Gil-Farina et al. (2017): This study investigated the safety of an AAV5-based gene therapy for hemophilia B in a phase 1/2 clinical trial. The authors reported no evidence of genotoxicity or adverse events related to AAV5 integration during the study.
Gil-Farina et al. (2017): This study investigated the safety of an AAV5-based gene therapy for hemophilia B in a phase 1/2 clinical trial. The authors reported no evidence of genotoxicity or adverse events related to AAV5 integration during the study.
Hordeaux et al. (2018) conducted a study in which AAV5 was used to deliver a therapeutic gene to the brains of nonhuman primates.

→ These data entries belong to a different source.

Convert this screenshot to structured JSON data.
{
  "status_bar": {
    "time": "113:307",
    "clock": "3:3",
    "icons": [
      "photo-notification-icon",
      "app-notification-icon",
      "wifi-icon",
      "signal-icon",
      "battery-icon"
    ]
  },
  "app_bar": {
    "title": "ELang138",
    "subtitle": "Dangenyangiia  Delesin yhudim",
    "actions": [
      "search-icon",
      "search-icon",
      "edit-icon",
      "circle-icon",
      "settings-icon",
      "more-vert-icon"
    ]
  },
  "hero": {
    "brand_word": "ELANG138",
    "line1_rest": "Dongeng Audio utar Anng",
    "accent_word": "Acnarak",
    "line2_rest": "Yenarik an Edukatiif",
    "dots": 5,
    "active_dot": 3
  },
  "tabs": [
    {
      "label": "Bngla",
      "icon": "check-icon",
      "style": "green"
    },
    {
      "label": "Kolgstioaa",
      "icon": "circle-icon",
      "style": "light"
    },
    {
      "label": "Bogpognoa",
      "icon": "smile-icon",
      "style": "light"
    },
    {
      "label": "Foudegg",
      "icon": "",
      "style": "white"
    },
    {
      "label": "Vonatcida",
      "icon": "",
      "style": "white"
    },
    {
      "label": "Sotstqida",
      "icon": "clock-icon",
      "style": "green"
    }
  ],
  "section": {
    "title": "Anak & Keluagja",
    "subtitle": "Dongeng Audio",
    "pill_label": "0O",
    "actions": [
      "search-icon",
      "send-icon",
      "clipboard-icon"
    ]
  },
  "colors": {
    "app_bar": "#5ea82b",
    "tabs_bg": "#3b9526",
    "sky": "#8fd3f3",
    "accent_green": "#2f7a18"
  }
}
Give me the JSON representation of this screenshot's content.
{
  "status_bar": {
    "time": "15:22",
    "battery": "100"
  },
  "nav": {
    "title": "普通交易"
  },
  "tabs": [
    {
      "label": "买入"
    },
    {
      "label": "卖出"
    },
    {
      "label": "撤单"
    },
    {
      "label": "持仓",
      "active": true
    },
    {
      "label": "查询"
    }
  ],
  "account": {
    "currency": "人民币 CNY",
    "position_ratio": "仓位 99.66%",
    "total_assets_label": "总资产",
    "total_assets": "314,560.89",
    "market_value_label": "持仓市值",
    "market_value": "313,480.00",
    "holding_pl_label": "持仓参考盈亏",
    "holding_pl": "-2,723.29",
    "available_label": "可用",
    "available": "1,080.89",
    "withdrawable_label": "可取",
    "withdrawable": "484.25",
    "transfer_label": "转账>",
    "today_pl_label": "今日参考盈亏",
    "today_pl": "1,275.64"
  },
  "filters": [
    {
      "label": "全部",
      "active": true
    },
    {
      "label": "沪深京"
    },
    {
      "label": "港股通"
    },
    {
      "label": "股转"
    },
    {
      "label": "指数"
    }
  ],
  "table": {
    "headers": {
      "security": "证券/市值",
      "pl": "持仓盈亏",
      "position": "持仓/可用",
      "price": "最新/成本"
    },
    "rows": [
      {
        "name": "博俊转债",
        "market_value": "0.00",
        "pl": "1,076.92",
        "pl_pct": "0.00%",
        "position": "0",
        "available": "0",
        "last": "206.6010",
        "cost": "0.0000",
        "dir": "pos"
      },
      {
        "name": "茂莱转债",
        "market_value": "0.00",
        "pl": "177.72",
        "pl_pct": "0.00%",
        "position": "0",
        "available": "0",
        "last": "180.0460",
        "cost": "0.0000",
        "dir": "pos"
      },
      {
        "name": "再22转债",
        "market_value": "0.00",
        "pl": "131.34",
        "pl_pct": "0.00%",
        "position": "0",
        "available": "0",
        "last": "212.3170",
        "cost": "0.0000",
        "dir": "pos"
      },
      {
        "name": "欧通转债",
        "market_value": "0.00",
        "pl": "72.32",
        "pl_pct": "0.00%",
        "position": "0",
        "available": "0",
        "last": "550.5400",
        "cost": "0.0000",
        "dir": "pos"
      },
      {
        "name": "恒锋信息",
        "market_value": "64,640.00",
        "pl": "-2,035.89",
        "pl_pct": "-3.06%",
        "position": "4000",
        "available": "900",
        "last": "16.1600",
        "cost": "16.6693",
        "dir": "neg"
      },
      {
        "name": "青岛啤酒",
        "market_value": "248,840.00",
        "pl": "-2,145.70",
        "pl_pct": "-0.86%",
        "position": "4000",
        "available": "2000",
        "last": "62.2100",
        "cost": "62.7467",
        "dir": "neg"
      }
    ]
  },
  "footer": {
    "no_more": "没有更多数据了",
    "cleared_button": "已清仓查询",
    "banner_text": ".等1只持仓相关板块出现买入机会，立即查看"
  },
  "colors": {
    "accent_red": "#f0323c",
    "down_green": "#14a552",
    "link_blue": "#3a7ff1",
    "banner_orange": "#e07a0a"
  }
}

They found evidence of AAV5 integration into the host genome in some of the treated animals, but the frequency of integration was low and there was no evidence of any adverse effects associated with integration.
Chandler et al. (2017) used whole-genome sequencing to analyze liver tissue from a patient who had received an AAV5-based gene therapy for hemophilia B. They found evidence of AAV5 integration into the host genome at a single site, but the integration was not associated with any adverse effects and the patient continued to benefit from the therapy.
Ginn et al. (2018): This review article summarized the current understanding of AAV integration and genotoxicity. The authors noted that while AAV5 can integrate into the host genome at low frequency, there is no evidence to suggest that AAV integration is associated with oncogenicity or other adverse events in humans.
Ginn et al. (2018): This review article summarized the current understanding of AAV integration and genotoxicity. The authors noted that while AAV5 can integrate into the host genome at low frequency, there is no evidence to suggest that AAV integration is associated with oncogenicity or other adverse events in humans.